Une période difficile fut vécue entre 1984 et 1988, avec une série d’attaques menées par les indépendantistes. Cela a culminé avec l’attaque de la gendarmerie de Fayaoué le 22 avril 1988, durant laquelle quatre gendarmes ont été tués. Les autres sont pris en otage. Séparée en deux groupes, une partie des otages, menée par Alphonse Dianou, est enfermée dans une grotte, considérée comme sacrée par les peuples locaux. Le premier groupe est libéré au bout de trois jours, grâce à l’intercession des chefs coutumiers. Pour le groupe enfermé dans la grotte la situation se tend et dégénère, provoquant l’intervention de l’armée française qui aboutit à la mort de deux otages et de dix-neuf indépendantistes.

À la suite de ce drame, les accords de Matignon sont signés le 26 juin 1988, qui accordent davantage d’autonomie à la collectivité locale. Dix ans plus tard, en 1998, une suite est donnée à ces traités avec l’accord de Nouméa du 5 mai 1998. Celui-ci engage notamment un référendum sur l’indépendance au bout de vingt ans. Nous y sommes donc, et le référendum se tiendra en novembre 2018. Celui-ci n’est d’ailleurs pas sans poser des problèmes constitutionnels. La plupart des lois de Nouvelle-Calédonie sont contraires à la constitution, notamment le principe d’égalité qui n’est pas respecté.
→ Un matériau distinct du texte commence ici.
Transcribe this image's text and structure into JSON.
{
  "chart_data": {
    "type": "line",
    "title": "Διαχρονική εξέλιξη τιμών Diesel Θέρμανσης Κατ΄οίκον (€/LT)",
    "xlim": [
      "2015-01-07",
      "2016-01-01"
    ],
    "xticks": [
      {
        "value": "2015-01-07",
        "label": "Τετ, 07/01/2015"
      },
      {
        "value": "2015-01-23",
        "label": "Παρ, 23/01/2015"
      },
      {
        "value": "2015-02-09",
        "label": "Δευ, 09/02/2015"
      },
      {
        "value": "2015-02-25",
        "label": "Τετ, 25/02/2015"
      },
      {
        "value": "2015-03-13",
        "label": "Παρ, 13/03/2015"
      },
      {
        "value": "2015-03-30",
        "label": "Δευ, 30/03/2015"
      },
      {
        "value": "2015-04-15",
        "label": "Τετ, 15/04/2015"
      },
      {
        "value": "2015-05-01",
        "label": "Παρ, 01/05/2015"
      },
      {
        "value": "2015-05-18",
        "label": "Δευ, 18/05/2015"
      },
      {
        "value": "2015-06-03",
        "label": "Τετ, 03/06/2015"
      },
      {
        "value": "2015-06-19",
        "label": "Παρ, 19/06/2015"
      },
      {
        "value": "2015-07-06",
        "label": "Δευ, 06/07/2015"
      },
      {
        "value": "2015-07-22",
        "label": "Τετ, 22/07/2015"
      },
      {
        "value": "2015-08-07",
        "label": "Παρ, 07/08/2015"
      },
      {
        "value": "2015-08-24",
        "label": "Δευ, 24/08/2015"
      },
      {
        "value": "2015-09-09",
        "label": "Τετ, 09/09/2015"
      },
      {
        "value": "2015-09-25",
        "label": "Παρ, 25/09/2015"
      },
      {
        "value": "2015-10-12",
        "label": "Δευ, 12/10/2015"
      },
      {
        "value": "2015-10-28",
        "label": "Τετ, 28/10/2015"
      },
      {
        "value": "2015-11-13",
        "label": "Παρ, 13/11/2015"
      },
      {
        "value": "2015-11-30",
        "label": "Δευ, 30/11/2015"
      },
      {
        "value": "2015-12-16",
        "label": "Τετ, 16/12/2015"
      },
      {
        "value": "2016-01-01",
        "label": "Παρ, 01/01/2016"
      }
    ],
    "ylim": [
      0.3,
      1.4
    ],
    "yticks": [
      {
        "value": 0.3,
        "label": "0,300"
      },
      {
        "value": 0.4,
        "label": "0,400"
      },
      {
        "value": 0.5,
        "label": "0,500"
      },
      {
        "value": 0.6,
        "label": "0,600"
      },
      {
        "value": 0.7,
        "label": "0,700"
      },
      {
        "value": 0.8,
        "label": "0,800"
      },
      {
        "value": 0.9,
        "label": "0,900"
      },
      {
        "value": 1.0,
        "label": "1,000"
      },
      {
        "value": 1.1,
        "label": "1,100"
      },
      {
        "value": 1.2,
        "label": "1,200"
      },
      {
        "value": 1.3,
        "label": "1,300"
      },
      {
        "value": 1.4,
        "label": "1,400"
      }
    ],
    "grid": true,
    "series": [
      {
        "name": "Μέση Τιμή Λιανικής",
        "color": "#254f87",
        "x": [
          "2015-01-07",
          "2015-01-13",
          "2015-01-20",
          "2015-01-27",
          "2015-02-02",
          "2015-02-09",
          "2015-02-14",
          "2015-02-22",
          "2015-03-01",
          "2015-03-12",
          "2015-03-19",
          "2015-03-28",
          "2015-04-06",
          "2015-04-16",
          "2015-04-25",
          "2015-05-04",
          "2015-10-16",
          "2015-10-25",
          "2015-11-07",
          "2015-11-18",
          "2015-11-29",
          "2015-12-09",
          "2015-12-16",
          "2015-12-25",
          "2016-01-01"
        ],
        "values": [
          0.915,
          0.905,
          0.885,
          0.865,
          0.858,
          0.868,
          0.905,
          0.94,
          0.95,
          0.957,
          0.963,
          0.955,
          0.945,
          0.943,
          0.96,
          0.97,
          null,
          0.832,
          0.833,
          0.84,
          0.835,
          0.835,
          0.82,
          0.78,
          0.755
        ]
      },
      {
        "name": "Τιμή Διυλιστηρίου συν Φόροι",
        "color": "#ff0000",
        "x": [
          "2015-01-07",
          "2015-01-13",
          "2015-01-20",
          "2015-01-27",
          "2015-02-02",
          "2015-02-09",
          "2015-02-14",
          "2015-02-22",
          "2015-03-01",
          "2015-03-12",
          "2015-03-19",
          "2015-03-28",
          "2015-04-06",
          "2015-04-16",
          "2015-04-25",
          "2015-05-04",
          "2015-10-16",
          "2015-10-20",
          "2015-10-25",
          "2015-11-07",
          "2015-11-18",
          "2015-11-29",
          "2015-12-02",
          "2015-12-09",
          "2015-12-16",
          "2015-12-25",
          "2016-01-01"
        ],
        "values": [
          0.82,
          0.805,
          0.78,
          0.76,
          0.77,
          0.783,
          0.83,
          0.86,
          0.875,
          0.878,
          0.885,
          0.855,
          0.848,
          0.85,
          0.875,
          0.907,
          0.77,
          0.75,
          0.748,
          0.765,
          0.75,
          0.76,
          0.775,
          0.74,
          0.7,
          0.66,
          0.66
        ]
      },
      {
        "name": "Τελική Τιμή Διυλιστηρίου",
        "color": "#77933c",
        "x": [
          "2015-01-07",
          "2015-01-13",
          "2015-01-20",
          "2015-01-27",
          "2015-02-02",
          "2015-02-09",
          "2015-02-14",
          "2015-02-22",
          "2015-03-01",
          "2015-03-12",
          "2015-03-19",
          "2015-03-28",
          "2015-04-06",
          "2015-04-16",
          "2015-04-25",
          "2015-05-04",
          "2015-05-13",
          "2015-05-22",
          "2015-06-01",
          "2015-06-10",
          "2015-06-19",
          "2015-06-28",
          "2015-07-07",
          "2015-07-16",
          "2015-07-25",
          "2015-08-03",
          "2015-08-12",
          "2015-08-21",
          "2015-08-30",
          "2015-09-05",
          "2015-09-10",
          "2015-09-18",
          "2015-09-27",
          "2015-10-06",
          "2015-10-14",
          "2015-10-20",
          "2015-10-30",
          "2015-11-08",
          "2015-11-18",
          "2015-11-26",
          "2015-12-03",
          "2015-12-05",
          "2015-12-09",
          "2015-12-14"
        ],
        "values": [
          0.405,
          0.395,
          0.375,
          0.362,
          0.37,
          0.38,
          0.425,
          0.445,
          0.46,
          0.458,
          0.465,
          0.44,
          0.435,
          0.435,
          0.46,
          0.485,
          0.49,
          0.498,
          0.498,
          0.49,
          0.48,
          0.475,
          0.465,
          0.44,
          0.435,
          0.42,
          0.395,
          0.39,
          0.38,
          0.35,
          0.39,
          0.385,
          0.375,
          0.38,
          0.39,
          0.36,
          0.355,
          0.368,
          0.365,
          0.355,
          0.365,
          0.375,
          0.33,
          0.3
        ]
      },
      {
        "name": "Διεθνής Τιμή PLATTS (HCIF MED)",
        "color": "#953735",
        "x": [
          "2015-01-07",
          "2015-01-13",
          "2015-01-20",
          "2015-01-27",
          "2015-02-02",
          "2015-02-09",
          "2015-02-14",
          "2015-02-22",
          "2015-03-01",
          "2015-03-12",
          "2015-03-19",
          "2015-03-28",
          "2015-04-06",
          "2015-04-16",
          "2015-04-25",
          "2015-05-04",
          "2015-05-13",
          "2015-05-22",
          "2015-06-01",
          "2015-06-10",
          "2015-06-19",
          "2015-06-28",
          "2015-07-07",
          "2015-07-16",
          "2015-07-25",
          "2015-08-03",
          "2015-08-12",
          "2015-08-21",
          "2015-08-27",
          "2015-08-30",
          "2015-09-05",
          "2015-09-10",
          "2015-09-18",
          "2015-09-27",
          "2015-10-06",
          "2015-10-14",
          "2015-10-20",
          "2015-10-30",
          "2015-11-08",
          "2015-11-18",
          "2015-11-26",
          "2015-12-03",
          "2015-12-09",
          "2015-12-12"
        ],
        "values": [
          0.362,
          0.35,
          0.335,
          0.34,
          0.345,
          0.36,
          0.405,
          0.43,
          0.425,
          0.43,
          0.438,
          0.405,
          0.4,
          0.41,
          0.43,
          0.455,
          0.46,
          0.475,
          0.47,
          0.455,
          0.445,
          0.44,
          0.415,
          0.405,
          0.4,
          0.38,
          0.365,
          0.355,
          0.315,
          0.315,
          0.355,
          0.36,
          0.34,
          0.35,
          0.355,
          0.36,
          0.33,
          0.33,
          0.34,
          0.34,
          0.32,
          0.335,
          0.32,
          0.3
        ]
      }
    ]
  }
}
Un Parisien ne peut pas voter en Nouvelle-Calédonie puisqu’il faut dix ans de résidence pour pouvoir prendre part au vote. Il a donc fallu inclure la Nouvelle-Calédonie dans la constitution, pour éviter que le Conseil constitutionnel ne censure l’ensemble des mesures prises. On peut du reste s’étonner que l’on demande leur avis aux populations de Nouvelle-Calédonie, mais pas à la population française, qui devrait pourtant pouvoir s’exprimer sur la sécession d’une partie du territoire national. Lors de la sécession algérienne, un référendum avait été organisé en Algérie et un autre sur le continent. Le processus en cours dans ce dossier est le même que celui qui a eu lieu en Crimée : les habitants de Crimée ont pu voter sur leur indépendance, mais pas les habitants du reste de l’Ukraine. La France avait alors crié au scandale, sans avoir de gêne à faire la même chose avec ce territoire.